Peoples' Self-Help Housing
Family finds a community, a home
11/30/04 | By June Rich | News-Press Correspondent
Ana Elisa Fuentes | News-Press | Residents of the Carpinteria Camper Park celebrate a communal Thanksgiving, complete with a light game for the children. Peoples' Self-Help Housing purchased the park in the summer of 2003.
After nine years of housing purgatory, the Mora family is finally home.
For years, Miguel and Blanca Mora couldn't afford to rent their own place in the Santa Barbara area, so they shared a house with extended family.

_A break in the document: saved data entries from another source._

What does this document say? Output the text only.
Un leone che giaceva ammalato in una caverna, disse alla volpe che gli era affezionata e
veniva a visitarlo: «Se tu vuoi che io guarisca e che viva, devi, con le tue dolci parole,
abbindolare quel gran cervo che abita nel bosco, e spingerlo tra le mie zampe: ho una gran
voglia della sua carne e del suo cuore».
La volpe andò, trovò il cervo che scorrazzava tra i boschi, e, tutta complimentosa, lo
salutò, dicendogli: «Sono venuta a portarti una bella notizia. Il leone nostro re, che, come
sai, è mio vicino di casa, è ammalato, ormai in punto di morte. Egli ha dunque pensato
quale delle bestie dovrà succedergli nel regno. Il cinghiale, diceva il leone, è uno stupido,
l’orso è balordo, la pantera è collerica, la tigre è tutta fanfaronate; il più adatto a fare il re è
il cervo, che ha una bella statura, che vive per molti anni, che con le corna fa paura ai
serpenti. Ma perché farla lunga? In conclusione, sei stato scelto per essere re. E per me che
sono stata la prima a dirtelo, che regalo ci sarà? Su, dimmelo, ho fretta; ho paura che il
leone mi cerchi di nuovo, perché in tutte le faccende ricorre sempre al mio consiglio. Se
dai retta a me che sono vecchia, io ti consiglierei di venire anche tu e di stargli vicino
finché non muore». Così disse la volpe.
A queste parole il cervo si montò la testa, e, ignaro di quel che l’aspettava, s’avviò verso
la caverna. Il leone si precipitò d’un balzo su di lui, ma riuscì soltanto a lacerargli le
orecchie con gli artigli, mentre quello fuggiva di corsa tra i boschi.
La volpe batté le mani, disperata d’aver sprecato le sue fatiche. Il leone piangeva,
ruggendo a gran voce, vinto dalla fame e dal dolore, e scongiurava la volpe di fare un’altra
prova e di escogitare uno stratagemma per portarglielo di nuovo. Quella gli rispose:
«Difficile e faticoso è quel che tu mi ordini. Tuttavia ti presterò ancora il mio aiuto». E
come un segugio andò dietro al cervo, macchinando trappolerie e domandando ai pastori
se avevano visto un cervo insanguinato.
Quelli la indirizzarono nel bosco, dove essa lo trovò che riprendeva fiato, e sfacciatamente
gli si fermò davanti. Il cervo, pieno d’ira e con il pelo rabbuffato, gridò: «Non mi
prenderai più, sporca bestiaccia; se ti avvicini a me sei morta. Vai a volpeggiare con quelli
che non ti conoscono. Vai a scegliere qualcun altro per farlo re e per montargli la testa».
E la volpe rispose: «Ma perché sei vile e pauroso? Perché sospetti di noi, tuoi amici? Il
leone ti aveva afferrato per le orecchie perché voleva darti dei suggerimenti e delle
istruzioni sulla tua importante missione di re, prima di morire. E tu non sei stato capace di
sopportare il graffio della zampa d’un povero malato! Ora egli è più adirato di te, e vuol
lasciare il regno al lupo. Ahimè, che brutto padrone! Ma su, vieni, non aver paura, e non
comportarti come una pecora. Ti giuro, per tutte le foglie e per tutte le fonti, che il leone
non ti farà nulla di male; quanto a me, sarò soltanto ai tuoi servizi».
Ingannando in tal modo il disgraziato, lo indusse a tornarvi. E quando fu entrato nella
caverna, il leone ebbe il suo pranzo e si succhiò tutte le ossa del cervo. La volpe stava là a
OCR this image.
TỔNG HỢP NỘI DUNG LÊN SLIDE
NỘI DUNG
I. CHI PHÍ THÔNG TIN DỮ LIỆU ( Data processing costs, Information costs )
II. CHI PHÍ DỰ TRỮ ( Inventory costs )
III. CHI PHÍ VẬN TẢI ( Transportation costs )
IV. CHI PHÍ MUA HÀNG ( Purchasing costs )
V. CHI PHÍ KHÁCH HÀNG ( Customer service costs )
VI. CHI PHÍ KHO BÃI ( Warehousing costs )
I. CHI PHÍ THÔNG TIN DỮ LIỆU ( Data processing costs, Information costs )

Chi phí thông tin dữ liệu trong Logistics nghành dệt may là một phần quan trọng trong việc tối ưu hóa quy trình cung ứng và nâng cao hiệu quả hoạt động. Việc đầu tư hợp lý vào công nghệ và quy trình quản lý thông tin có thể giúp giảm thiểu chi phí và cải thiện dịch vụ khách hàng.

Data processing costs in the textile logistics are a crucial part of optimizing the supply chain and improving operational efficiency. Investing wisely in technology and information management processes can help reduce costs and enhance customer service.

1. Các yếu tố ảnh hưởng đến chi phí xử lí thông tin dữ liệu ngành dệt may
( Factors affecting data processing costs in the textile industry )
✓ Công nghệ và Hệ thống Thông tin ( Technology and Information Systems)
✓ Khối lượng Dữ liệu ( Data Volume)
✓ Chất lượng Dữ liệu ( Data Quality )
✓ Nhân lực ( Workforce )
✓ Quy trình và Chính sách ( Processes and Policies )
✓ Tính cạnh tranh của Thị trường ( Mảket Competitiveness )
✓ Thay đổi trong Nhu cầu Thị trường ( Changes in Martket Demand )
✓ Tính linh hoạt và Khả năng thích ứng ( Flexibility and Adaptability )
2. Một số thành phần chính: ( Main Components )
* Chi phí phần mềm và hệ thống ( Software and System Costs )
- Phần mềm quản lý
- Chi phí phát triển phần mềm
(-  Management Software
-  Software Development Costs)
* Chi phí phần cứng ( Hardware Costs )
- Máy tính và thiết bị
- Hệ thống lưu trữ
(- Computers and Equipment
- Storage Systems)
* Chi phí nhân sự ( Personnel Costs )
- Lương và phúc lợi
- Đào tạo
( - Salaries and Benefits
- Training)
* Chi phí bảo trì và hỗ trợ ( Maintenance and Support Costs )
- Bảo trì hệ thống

The couple camped out in the living room for three years with their children, Sheila and Miguel, now 13 and 7, and eventually graduated to a bedroom, still a tight proposition with 11 other people in the house.
"To avoid problems with the others, we stayed in our own space," said Mrs. Mora, 33, who cleans rooms at a Montecito hotel. "The only time we left our room was to fix food."
Birthdays were always celebrated in the bedroom—including eating the birthday cake—and Christmas trees were never an option.
Little Miguel called it a prison.
But that's all changed since the family moved to the Carpinteria Camper Park in September, just a little more than a year after the park's purchase and transformation by Peoples' Self-Help Housing. The organization is a recipient of this year's News-Press Holiday Fund.
At the park, the family has its own camper, and everyone has a bed. They share a bathroom only with one another.
"Now that we're here, we're doing OK," Mrs. Mora said with a broad smile. "Before, the tension in the house carried over into our relationship with each other and the kids. It's much better now. We're more at peace in our relationship."
In years past, the Mora family's move to the Camper Park wouldn't have improved their lives much. The spot on Via Real just off Highway 101 had long been one of the South Coast's most miserable ghettos.
Old trailers leaked sewage, as did the public bathroom. Abandoned cars and garbage littered the place. There was no hot water, so residents ferried water from the public bathroom to makeshift "kitchens" set up outside.
"You'd have 15 guys living in a trailer, then getting drunk in the middle of the day. Cars would drive by really fast. We were afraid to let our kids play outside," Maria Guadalupe Benitez, a resident and mother of five, said through a translator.
Peoples' Self-Help bought the place in the summer of 2003. The organization replaced the worst of the trailers, cleaned up the garbage and hired a manager to live on the premises.
Now, the happy cries of the park children punctuate the steady roar of cars passing on Via Real.
Mrs. Benitez's daughters, both in elementary school, also get a lot of help at the new education trailer, where an after-school tutoring program and Internet access are available thanks to Peoples' Self-Help.
The trailer is a cool oasis in the lively park, with a large, colorful alphabet rug spread across the middle of the floor and computers on the fringes. Encyclopedias and other reference materials line the walls. Adults attend English classes at night there.
Perhaps most important, however, is the sense of communal life that seems to be burgeoning at the park, evident especially in its holiday plans.
Although Christmas is roundly celebrated, when you talk about holidays, people tend to think of the Day of the Virgin, Dec. 12.
The holiday, a national celebration in Mexico, commemorates the tale of a poor Indian who saw a vision of the Virgin Mary in Mexico nearly 500 years ago, though Church officials doubted his account. The story resonates with the park's population of working poor.
In the nine days leading up to the holiday, a procession of neighbors carries an icon of the Virgin Mary and flowers from house to house to light candles, partake of coffee and bread, and to say the rosary.
On Dec. 12, there might even be a mariachi band.
"Before we didn't celebrate," Mrs. Benitez said. "We stayed away from the public spaces."